Supervised Learning: Decision Tree Learning, k-NN classification, SVMs, Ensemble learning: boosting, bagging. Artificial Neural Networks: Perceptrons, Multilayer networks and back-propagation.
Probabilistic Models: Maximum Likelihood Estimation, MAP, Bayes Classifiers, Naive Bayes. Markov Networks, Bayesian Networks, Factor Graphs, Inference in Graphical Models.
Unsupervised Learning: K-means and Hierarchical Clustering, Gaussian Mixture Models, EM algorithm, Hidden Markov Models.
Textbooks:
- Tom Mitchell. Machine Learning. McGraw Hill, 1997.
- Christopher M. Bishop. Pattern Recognition and Machine Learning. Springer 2006.
- Richard O. Duda, Peter E. Hart, David G. Stork. Pattern Classification. John Wiley & Sons, 2006.
- Trevor Hastie, Robert Tibshirani, Jerome Friedman. The Elements of Statistical Learning: Data Mining, Inference, and Prediction. Springer 2009.
Prerequisites:
- Elementary Mathematics: Sets, vector spaces, dot products, distances, geometry, basic graph theory, combinatorics, etc.
- Probability theory: Random variables, Distributions, Expectations, Moments, Conditioning, Independence etc.

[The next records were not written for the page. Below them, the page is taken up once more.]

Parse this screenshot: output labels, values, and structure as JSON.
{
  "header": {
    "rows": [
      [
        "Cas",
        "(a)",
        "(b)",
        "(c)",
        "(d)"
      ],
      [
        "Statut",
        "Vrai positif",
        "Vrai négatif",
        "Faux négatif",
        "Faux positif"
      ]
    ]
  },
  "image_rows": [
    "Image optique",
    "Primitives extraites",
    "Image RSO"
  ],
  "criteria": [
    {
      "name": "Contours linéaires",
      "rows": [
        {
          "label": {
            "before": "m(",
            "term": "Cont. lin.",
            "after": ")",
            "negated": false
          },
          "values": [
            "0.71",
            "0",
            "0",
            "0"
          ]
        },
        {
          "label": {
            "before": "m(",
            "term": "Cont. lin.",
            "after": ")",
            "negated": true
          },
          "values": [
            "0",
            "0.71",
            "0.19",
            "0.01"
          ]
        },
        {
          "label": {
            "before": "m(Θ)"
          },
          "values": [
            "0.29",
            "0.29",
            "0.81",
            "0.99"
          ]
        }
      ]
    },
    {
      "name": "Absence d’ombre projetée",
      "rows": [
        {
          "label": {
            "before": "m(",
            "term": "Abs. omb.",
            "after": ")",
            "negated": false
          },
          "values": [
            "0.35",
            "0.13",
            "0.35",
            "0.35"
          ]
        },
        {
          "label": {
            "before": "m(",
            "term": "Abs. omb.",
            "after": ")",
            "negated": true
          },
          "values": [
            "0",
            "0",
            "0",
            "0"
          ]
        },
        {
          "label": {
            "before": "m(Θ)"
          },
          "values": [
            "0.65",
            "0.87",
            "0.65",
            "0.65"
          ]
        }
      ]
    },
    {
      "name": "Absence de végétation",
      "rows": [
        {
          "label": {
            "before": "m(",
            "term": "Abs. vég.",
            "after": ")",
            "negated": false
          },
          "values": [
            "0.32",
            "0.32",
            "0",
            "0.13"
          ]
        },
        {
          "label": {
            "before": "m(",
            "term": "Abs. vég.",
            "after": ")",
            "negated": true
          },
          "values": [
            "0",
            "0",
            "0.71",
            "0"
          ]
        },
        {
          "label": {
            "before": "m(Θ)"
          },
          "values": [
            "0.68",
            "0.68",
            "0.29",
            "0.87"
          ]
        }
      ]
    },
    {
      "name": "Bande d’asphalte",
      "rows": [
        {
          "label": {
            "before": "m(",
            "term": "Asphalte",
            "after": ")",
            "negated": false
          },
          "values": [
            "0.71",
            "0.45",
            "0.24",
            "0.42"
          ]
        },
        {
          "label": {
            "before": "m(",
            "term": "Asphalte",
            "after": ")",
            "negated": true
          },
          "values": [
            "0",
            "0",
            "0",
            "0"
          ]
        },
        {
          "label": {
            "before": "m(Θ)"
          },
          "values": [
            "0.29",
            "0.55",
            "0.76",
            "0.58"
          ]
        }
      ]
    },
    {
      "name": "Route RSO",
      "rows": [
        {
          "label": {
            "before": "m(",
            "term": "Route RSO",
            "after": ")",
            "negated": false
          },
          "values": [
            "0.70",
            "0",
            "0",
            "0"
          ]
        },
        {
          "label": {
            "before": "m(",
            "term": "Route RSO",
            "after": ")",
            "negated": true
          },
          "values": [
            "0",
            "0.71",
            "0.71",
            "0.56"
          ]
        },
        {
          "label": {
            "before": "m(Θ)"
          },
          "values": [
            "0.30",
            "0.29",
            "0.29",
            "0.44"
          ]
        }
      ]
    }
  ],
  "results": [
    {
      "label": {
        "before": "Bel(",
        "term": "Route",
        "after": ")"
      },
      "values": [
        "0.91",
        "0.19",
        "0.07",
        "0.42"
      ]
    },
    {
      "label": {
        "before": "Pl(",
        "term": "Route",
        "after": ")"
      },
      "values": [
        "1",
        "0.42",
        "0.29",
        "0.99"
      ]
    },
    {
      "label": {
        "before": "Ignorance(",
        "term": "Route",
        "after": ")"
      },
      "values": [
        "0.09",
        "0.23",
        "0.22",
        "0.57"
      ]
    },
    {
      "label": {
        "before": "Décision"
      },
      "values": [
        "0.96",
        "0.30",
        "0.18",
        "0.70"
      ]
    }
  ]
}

- Linear Algebra: Matrices, functions of matrices and vectors, derivatives of matrix formulae, etc.
- Optimization (will be discussed): Stationarity, KKT conditions, Gradient descent, etc.
Slides:
Note that slides are not a comprehensive reference for all that is taught in the class. They are designed to help you understand what is being taught. You are encouraged to take notes in the class.
Some of the material is borrowed from Christopher Bishop's slides.
- Introduction - 22, 23, 27 July - slides
- Linear regression - 28, 30 July, and 3, 5, 6, 10 August - slides
- Classification 1 (Basics, Multi-class, Least suqares, Fisher LDA) - 12 13, 17 August - slides
- Classification 2 (Testing, cross-validation, Bayes classifier, Logistic regression, IRLS) - 20, 24, 26 August - slides
- Classification 3 (SVM, Kernels, VC Theory) - 27, 31 August; 2, 3 September - slides
- Algorithms for loss minimization (SMO for SVM, Online learning, Perceptron convergence, SGD convergence) - dates - slides
- Decision trees - 12, 14 and 15 October - slides
- Clustering, Mixture of gaussian, EM Algorithm - 26, 28 and 29 October - slides
- Graphical Models - 26, 28, 29 October and 2, 5 9, 11, 12 November - slides
Assignments:
- Assignment 1: here. Due date: 23 August.
- Assignment 2: here. Due date: 27 September.
- Assignment 3: here. Due date: 8 November.
Class Tests:
- Class test 1: 19, August 7:30 - 8:30 NR 323.
- Class test 2: 9, September 7:30 - 8:25 NR 323.
- Class test 3: 4, November 7:30 - 8:25 NR 323.